Dans ces deux textes qui sont assez longs et qui retracent de très nombreuses campagnes militaires au cours desquelles les unionistes ( les Etats du nord) n’ont pas toujours eu la faveur des armes, Elisée Reclus ne cache pas sa sympathie pour les abolitionnistes de Washington et pour le président Abraham Lincoln dont l’élection provoqua, en moins de six semaines, la sécession des Etats du sud.

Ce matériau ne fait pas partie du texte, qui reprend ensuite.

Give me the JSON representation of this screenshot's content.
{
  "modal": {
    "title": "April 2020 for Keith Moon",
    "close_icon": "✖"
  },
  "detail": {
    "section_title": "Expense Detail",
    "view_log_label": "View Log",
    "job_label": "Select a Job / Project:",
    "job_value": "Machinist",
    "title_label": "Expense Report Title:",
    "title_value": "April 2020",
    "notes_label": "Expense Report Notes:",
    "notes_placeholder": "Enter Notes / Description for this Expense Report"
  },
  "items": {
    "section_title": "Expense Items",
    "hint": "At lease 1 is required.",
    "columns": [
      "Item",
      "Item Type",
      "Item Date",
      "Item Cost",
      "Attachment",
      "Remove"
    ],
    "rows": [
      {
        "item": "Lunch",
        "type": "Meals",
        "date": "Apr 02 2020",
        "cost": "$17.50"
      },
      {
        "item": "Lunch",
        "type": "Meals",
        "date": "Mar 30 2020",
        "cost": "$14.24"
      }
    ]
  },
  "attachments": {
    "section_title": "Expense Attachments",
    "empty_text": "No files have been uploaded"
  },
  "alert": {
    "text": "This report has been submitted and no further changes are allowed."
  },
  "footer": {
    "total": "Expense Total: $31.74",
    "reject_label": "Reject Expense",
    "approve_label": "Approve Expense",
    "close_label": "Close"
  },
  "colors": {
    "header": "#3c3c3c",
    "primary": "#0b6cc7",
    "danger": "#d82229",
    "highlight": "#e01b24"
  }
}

Bien qu’absent du sol américain depuis quelques années, en dépit de son éloignement du champ de bataille, les récits de l’auteur sont à la fois vivants, fiables et précis. On sent qu’il a su tirer profit de ses talents de géographe, décrivant avec minutie les vallées, les montagnes et les fleuves. Un géographe qui clame avec des accents lyriques sa foi en la cause des Fédéraux, la cause de la liberté. Après la guerre viendra l’époque de la reconstruction, celle où les citoyens des Etats Unis, comme les ouvrier de Néhémie bâtissant le temple, auront d’une main le glaive et de l’autre la truelle… La cause abolitionniste a commencé par être strictement nationale, elle est devenue aujourd’hui celle de l’humanité. On doit, conclut l’auteur, mettre le cap sur une paix durable mais on ne pourra jamais rapprocher deux parties d’une même nation, si l’une est basée sur le travail libre, et l’autre sur le travail asservi…
Ainsi s’exprimait Elisée Reclus, l’ancien communard, le champion de la cause abolitionniste et le plus grand géographe français du XIXe siècle.